The one and only Winter Olympics I chose to attend were the Calgary Games of 1988. I can recall sitting in the stadium on the morning of the opening ceremony watching scores of workers shovelling the snow into trucks to be transported elsewhere. When the centre field was finally cleared, another caravan of trucks arrived as replacements importing vast mounds of pale blue crystals which were promptly scattered far and wide. The reason for this bizarre exercise? The television companies had deemed the natural snow as being too white for their cameras. To me, that optical illusion perfectly sums up the Winter Olympics; a television spectacular masquerading as a major sports event.

In a deliciously ironic riposte, in the space of a few, brief hours nature proceeded to rid Calgary of every last flake of snow when the warm winds of a Chinook blew in, sending the temperature in the Olympic city to around 20C - warmer than Marrakech that February. As a member of the Reuters news agency team, I had been kitted out in expensive cold weather clobber and can still recall the looks on the faces of the locals, who had taken to wearing Hawaii shirts and Bermuda shorts, as we came into view resembling the annual outing of the Scott of the Antarctica Appreciation Society.

With our bobble hats and goggles, gloves and scarves and padded jackets and fleeced-lined trousers, all we lacked was a couple of tennis rackets strapped to the soles of both ski boots and a couple of huskies to complete the ludicrous package.

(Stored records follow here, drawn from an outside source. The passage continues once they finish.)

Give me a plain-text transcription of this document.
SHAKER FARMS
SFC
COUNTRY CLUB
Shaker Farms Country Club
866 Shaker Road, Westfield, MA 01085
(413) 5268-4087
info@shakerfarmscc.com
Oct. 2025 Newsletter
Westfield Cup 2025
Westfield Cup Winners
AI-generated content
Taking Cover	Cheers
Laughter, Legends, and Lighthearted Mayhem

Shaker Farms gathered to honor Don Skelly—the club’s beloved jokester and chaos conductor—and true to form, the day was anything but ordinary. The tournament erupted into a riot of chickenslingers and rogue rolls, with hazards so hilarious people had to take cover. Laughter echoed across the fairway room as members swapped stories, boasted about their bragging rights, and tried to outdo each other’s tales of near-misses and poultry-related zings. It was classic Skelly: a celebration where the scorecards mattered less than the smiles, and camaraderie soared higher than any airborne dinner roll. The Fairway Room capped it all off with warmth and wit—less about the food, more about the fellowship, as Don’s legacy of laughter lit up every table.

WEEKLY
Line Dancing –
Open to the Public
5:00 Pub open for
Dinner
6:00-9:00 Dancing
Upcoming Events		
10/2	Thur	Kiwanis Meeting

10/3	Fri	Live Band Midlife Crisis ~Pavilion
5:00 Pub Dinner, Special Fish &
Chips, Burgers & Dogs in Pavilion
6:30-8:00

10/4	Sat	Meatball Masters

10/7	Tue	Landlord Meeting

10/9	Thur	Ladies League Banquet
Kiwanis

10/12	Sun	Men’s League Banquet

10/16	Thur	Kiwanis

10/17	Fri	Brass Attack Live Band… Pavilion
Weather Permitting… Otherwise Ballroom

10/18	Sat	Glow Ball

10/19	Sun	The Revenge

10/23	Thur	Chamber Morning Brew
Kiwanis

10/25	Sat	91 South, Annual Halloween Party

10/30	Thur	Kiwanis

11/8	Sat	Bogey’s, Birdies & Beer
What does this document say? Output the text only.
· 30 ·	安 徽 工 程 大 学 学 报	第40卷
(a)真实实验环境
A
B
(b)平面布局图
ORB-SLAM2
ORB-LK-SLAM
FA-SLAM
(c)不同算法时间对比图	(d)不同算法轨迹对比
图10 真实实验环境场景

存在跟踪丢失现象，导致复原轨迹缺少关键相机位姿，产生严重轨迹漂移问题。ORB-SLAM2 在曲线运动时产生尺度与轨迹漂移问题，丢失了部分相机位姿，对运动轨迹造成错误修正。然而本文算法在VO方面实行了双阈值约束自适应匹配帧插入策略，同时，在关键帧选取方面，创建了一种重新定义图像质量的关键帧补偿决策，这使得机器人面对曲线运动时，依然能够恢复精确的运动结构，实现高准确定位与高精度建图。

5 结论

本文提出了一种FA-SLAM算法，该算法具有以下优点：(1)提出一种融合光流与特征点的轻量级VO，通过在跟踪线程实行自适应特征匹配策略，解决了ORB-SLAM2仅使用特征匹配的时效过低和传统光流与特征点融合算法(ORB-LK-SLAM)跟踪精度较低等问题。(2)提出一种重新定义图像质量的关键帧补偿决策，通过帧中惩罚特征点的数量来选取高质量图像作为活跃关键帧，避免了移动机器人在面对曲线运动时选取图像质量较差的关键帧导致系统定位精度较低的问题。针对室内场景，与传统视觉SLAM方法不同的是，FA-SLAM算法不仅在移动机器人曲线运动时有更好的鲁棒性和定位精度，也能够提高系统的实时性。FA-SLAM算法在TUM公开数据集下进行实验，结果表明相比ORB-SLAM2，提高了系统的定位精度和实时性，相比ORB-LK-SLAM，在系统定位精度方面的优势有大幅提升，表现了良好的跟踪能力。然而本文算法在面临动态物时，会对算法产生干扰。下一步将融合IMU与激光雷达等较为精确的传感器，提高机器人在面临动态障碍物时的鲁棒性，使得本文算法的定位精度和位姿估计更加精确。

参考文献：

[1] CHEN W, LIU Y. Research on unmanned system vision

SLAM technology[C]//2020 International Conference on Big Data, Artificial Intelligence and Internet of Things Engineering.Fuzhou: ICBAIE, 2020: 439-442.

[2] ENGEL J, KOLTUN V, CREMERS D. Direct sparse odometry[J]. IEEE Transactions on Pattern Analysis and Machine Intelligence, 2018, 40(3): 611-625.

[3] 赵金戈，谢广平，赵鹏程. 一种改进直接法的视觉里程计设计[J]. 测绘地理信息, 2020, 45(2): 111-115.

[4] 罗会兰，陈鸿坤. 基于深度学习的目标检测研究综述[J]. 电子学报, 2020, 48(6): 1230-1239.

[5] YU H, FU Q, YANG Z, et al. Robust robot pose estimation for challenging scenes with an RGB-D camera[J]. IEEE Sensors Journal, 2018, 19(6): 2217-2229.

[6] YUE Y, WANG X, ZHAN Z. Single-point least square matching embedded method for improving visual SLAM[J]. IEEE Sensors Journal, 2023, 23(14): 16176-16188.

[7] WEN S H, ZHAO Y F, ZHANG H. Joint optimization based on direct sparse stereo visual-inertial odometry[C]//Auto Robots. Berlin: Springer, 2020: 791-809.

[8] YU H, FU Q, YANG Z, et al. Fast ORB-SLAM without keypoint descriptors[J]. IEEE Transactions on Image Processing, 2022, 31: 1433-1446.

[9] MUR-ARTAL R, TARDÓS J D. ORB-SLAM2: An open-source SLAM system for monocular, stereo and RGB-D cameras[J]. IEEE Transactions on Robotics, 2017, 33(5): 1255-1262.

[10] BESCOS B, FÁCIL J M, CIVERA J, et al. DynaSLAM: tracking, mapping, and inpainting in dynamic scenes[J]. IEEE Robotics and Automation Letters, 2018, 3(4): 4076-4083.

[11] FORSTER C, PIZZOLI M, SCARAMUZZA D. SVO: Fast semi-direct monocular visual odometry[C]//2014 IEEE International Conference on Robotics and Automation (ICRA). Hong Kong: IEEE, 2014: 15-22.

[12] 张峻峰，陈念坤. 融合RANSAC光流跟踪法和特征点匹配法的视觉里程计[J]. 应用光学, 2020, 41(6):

To complete the overwhelming sense of surrealism, although Calgary was bristling with the stars of snow and ice such as Alberto Tomba, the Alpine skier who won two gold medals on an artificial track, and figure-skating diva Katarina Witt, the twin sensations of the Games were Eddie "the Eagle" Edwards, the British ski jumper, and the Jamaican four-man bob team. The Bob Marley crooning quartet made most of the descents on their heads but inspired the Hollywood movie Cool Runnings while the Eagle plunged to global celebrity from his wobbly perch atop the tower.

Twenty-two years on, our Eddie, in his misty spectacles held together with sticking plaster, remains the Olympic movement's unlikeliest superstar. Last by a distance in the 70m and 90m events, the myopic bird-man of Cheltenham held the eyes of mankind. Ronald Reagan, the US President, famously interrupted a White House cabinet meeting to watch the Eagle plummet to fame with the words: "Sorry, guys. I just gotta watch this fella..."

Invited to appear on The Johnny Carson Show, Eddie's tales of ineptitude reduced fellow guest Burt Reynolds to tears of hilarity and he returned home as a conquering hero to reach No 1 in the Finnish pop charts (despite not speaking one word of the language) with his idiosyncratic rendition of Mun Nimeni On Eetu (My Name Is Eddie). The Eagle had managed to wow his Canadian hosts even before taking flight; on arrival at Calgary airport his battered suitcase burst open on the baggage carousel revealing an unsightly collection of thermal long johns. As he bent down to retrieve the trail of underwear, his glasses smashed on the floor as his trousers split.

As he described the subsequent mayhem: "After I managed to get my case half shut and was leaving the airport, I spotted a huge banner hanging from the ceiling saying, 'Welcome To Calgary: Eddie The Eagle.' Because I wasn't looking where I was going, I walked straight into the solid plate-glass door. The trolley disintegrated, my skis went skidding across the floor in different directions, my case sprang open, my clothes flew out and I tripped over the mess. Canadian television showed my arrival on every news bulletin for a week."